Tarde repulsiva

Tarde_Repulsiva

À medida que ela se distanciava, o sol iluminava placidamente seus fios de cabelo raivosos (por que ela jamais os ajeitava quando estava entristecida). Ele a observava cabisbaixo, distante alguns metros, ao passo que uma brisa amarga lhe trazia a doçura do perfume inconfundível.

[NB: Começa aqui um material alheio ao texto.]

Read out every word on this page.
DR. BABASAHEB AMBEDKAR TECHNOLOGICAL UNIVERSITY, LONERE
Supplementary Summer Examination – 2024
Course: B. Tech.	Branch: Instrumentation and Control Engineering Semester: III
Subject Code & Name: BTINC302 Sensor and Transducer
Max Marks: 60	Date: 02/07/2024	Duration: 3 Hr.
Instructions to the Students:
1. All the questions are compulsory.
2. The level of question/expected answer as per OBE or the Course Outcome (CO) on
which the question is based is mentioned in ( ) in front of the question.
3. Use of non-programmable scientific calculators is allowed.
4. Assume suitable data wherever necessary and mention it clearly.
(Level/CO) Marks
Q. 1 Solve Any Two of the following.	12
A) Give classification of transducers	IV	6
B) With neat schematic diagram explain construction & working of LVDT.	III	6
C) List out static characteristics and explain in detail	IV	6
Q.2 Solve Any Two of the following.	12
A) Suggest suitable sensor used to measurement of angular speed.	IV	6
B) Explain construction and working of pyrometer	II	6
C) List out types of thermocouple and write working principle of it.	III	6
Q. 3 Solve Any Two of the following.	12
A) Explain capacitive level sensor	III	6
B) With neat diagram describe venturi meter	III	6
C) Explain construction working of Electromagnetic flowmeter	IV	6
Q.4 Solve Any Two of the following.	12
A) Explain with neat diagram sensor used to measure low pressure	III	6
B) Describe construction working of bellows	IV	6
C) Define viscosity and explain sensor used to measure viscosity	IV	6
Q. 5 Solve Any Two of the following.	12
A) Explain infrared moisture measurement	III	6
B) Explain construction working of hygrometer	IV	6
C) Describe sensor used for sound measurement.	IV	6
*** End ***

Aquele não fora decididamente um bom almoço. Mesmo com a vista para o mar, o atendimento preferencial auxiliado por um gorjeta atípica ao garçom, a escolha do prato a critério dela; nada disso ofuscava o fato de que, mesmo que ela estivesse grávida, e ambos, todos os dias, como nasce e resplandece o sol seus raios luminosos como áureos filhos ardentes, desejassem e já amassem a criança em formação, protegendo-a de todas as atrocidades e vilezas de um mundo belo e ao mesmo tempo hostil, ele não concordasse com os termos do casamento.

E a dispersão magnética do matrimônio, com que se repeliam os distintos polos do argumento, fazia com que ela se afastasse pela orla no ritmo das ondas do mar, de costas para ele, cada vez mais. Todavia, estabelecia distanciamento falso. Tinha passos que hesitavam, confusos, como quem quer acalmar seu ritmo e, de súbito, olhar para uma porção da areia e verificar num pequeno espaço, surpreendida, uma sombra que dissesse as palavras que tanto ansiava; as frases as quais, pelos seus ouvidos, ainda não lhe penetraram a alma.

Porque a pele de ambos, conforme se afastavam e se aproximavam um do outro, queimava-se demasiado pela exposição aos colossais raios de sol, capazes de perfurar mesmo a escuridão do esconderijo de um útero que aconchegava uma joia que, ainda não aos olhos humanos exalando seu brilho, corria o risco de já se enferrujar.